New Ways To Make Code Run Faster


The news from Meta last week is a vivid reminder of the importance of making code run faster and more power-efficiently. Meta intends to purchase 350,000 Nvidia H100 GPUs this year [1]. Assuming 350W TDP [2] and $0.1621 per kW-h [3] average US energy cost, one expects a figure of $174 million per year in electricity expenses just to power the GPUs (note this is only a rough estimate of the actual). For this and many other datacenter-scale and real-time critical applications, every bit of increased performance can be impactful.

Many approaches can be taken to making code run faster. The excellent book Hacker’s Delight contains many tricks for speeding up low-level code kernels [4]. Also, superoptimization techniques find the very fastest performing implementations of short, loop-free code kernels by exhaustive search [5].

Since exhaustive search scales exponentially with code size, it’s no surprise that other methods have been tried.
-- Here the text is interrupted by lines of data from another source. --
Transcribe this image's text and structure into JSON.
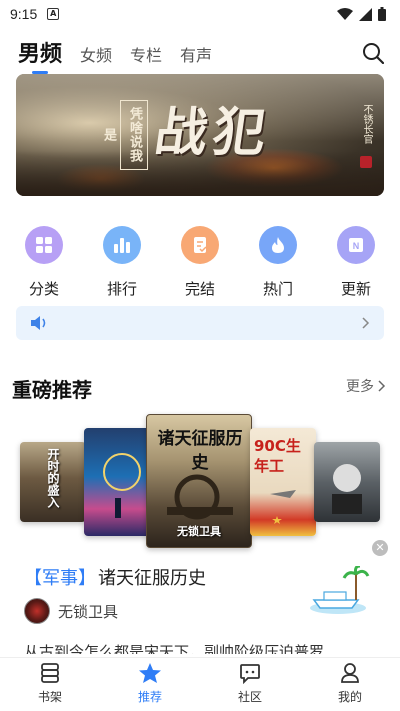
{
  "status_bar": {
    "time": "9:15",
    "notification_letter": "A"
  },
  "top_tabs": [
    {
      "label": "男频",
      "active": true
    },
    {
      "label": "女频",
      "active": false
    },
    {
      "label": "专栏",
      "active": false
    },
    {
      "label": "有声",
      "active": false
    }
  ],
  "banner": {
    "subtitle": "凭啥说我是",
    "title": "战犯",
    "author": "不锈长官"
  },
  "categories": [
    {
      "label": "分类",
      "icon": "grid-icon",
      "color": "#a98bf0"
    },
    {
      "label": "排行",
      "icon": "bar-chart-icon",
      "color": "#5ea3f7"
    },
    {
      "label": "完结",
      "icon": "document-check-icon",
      "color": "#f7935a"
    },
    {
      "label": "热门",
      "icon": "flame-icon",
      "color": "#5a8ff6"
    },
    {
      "label": "更新",
      "icon": "new-badge-icon",
      "color": "#8e8cf3"
    }
  ],
  "notice": {
    "icon": "speaker-icon",
    "text": ""
  },
  "section": {
    "title": "重磅推荐",
    "more_label": "更多"
  },
  "covers": [
    {
      "title": "开时的盛入"
    },
    {
      "title": ""
    },
    {
      "title": "诸天征服历史",
      "author": "无锁卫具"
    },
    {
      "title": "90C生年工"
    },
    {
      "title": ""
    }
  ],
  "featured_book": {
    "tag": "【军事】",
    "title": "诸天征服历史",
    "author": "无锁卫具",
    "description": "从古到今怎么都是宋天下，副帅阶级压迫普罗"
  },
  "bottom_nav": [
    {
      "label": "书架",
      "icon": "bookshelf-icon",
      "active": false
    },
    {
      "label": "推荐",
      "icon": "star-icon",
      "active": true
    },
    {
      "label": "社区",
      "icon": "chat-bubble-icon",
      "active": false
    },
    {
      "label": "我的",
      "icon": "profile-icon",
      "active": false
    }
  ],
  "colors": {
    "accent": "#2f7df6",
    "notice_bg": "#eaf3fd"
  }
}
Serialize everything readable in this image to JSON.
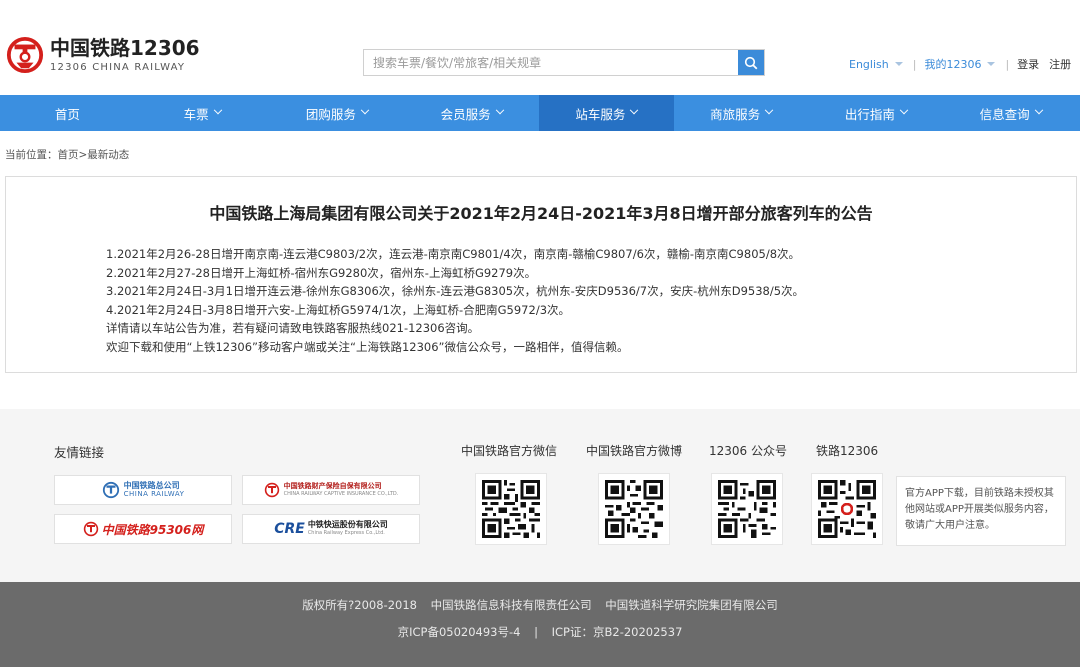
{
  "header": {
    "logo_cn": "中国铁路12306",
    "logo_en": "12306 CHINA RAILWAY",
    "search_placeholder": "搜索车票/餐饮/常旅客/相关规章",
    "lang_label": "English",
    "my12306_label": "我的12306",
    "login_label": "登录",
    "register_label": "注册"
  },
  "nav": {
    "items": [
      {
        "label": "首页",
        "dropdown": false
      },
      {
        "label": "车票",
        "dropdown": true
      },
      {
        "label": "团购服务",
        "dropdown": true
      },
      {
        "label": "会员服务",
        "dropdown": true
      },
      {
        "label": "站车服务",
        "dropdown": true,
        "active": true
      },
      {
        "label": "商旅服务",
        "dropdown": true
      },
      {
        "label": "出行指南",
        "dropdown": true
      },
      {
        "label": "信息查询",
        "dropdown": true
      }
    ]
  },
  "breadcrumb": "当前位置：首页>最新动态",
  "article": {
    "title": "中国铁路上海局集团有限公司关于2021年2月24日-2021年3月8日增开部分旅客列车的公告",
    "lines": [
      "1.2021年2月26-28日增开南京南-连云港C9803/2次，连云港-南京南C9801/4次，南京南-赣榆C9807/6次，赣榆-南京南C9805/8次。",
      "2.2021年2月27-28日增开上海虹桥-宿州东G9280次，宿州东-上海虹桥G9279次。",
      "3.2021年2月24日-3月1日增开连云港-徐州东G8306次，徐州东-连云港G8305次，杭州东-安庆D9536/7次，安庆-杭州东D9538/5次。",
      "4.2021年2月24日-3月8日增开六安-上海虹桥G5974/1次，上海虹桥-合肥南G5972/3次。",
      "详情请以车站公告为准，若有疑问请致电铁路客服热线021-12306咨询。",
      "欢迎下载和使用“上铁12306”移动客户端或关注“上海铁路12306”微信公众号，一路相伴，值得信赖。"
    ]
  },
  "footer": {
    "links_title": "友情链接",
    "partners": [
      {
        "text": "中国铁路总公司",
        "sub": "CHINA RAILWAY"
      },
      {
        "text": "中国铁路财产保险自保有限公司",
        "sub": "CHINA RAILWAY CAPTIVE INSURANCE CO.,LTD."
      },
      {
        "text": "中国铁路95306网",
        "sub": ""
      },
      {
        "text": "中铁快运股份有限公司",
        "sub": "China Railway Express Co.,Ltd."
      }
    ],
    "qr_labels": [
      "中国铁路官方微信",
      "中国铁路官方微博",
      "12306 公众号",
      "铁路12306"
    ],
    "notice": "官方APP下载，目前铁路未授权其他网站或APP开展类似服务内容，敬请广大用户注意。",
    "copyright": [
      "版权所有?2008-2018",
      "中国铁路信息科技有限责任公司",
      "中国铁道科学研究院集团有限公司"
    ],
    "icp_1": "京ICP备05020493号-4",
    "icp_2": "ICP证：京B2-20202537"
  },
  "colors": {
    "nav_bg": "#3b8fe0",
    "nav_active": "#2671c4",
    "brand_red": "#d4201c",
    "link_blue": "#3b8bd9",
    "footer_bg": "#6b6b6b"
  }
}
Recent work with reinforcement learning reduces the number of scalar multiples needed for matrix products, discovering new Strassen-like algorithms [6]. Other work focuses more on hardware design; for example, PrefixRL optimizes chip design for targeted problems using reinforcement learning [7].

Finding the absolute fastest code for a given task is in general NP-complete [8]. This problem is out of reach for tractable solution by such methods. However, phenomenal progress in SAT/SMT solver efficiency for NP-complete problems has been made over the last 20 years (someone has even quipped, “NP is the new P” [9]). And indeed, these methods have been applied to superoptimization problems [10, 11]. Perhaps methodologies based on efficient SAT and SMT solvers will afford further opportunities for advancement.

The need for speed and power efficiency has become so acute that radically different non-von Neumann processors are being built [12], in some cases orders of magnitude more power efficient but restrictive in the problems they can solve. In the coming years we can expect to see a huge amount activity and developments on this important problem.

[1] “Meta will have 350,000 of Nvidia’s fastest AI GPUs by end of year, buying AMD’s MI300, too,” Tom’s Hardware, Jan. 19, 2024,

[2] “NVIDIA H100 Tensor Core GPU Datasheet,”

[3] “Electricity Rates for Every State in The U.S.,”

[4] Henry Warren, “Hacker’s Delight,” 2nd Edition, 2012,

[5] “Superoptimization”,

[6] Fawzi, A., Balog, M., Huang, A. et al. “Discovering faster matrix multiplication algorithms with reinforcement learning,” Nature 610, 47–53 (2022).

[7] Rajarshi Roy et al., “PrefixRL: Optimization of Parallel Prefix Circuits using Deep Reinforcement Learning,”

[8] Hennessy, John L., and Thomas Gross. “Postpass code optimization of pipeline constraints.” ACM Transactions on Programming Languages and Systems (TOPLAS) 5, no. 3 (1983): 422-448.

[9] Arie Gurfinkel, “Algorithms for SAT,”

[10] Abhinav Jangda and Greta Yorsh. 2017. “Unbounded superoptimization,” in Proceedings of the 2017 ACM SIGPLAN International Symposium on New Ideas, New Paradigms, and Reflections on Programming and Software (Onward! 2017). Association for Computing Machinery, New York, NY, USA, 78–88.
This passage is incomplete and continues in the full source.